De vloer kraakte onder mijn gewicht en de scharnieren van de deur piepten door de wind. De winter was nu echt begonnen. Sneeuw zat vastgeplakt in mijn haar en op mijn jas.
Kippenvel ontstond op mijn armen door de koude winterwind die er langs streek. Het oude huis op de heuvel stond op instorten maar dat weerhield me er niet van om er niet heen te gaan. De ramen waren ingeslagen en de deuren die nog vast zaten piepte.

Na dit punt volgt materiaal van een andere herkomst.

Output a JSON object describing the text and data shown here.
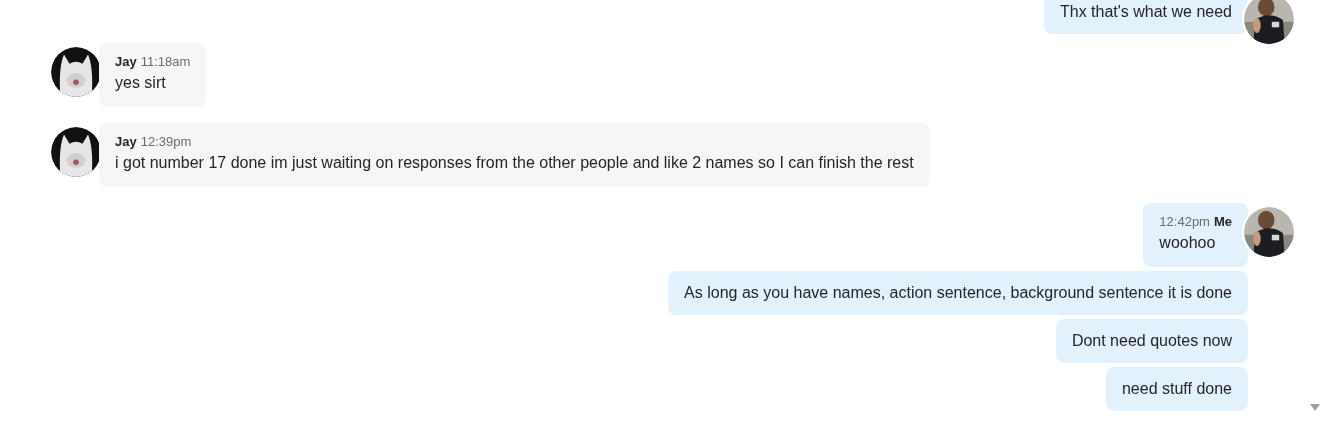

De traptreden kreunde van het gewicht van mijn voeten. Een paar droge, dorre bladeren waaide door de wind en sneeuwvlokken waaide naar binnen. 
Mijn kaken begonnen te klapperen en ik stak mijn handen nog dieper in de zakken van mijn jas.

Sommige plekken op de trap waren bevroren en mijn voeten gleden een paar keer bijna uit. 
De kamers boven zagen er niet veel beter uit in vergelijking met de rest van het huis. Planken miste in de vloer en stof lag overal. Wind huilde door het huis en blies stof van zijn plaats. Deuren kraakte en de ramen hielden het gewicht van de wind bijna niet. Het oude huisje had het zwaar.

De zon ging langzaam onder aan het einde van de horizon en kleurde de donkere hemel paars. Dit duurde maar een halve minuut en ik wist dat ik snel een slaapplaats moest vinden in het huis. De sneeuw was een slecht teken hier in Ville de Mort. Rond de winter gebeurden hier rare dingen. Dode dingen.
Boven lag een oud vies matras op de grond, waarschijnlijk de enige die ik hier zal vinden. Ik legde mijn zwarte rugzak op het matras en haalde mijn boog van me schouders af. Ik pakte een pijl en spande de pees van mijn boog, geladen om te vuren.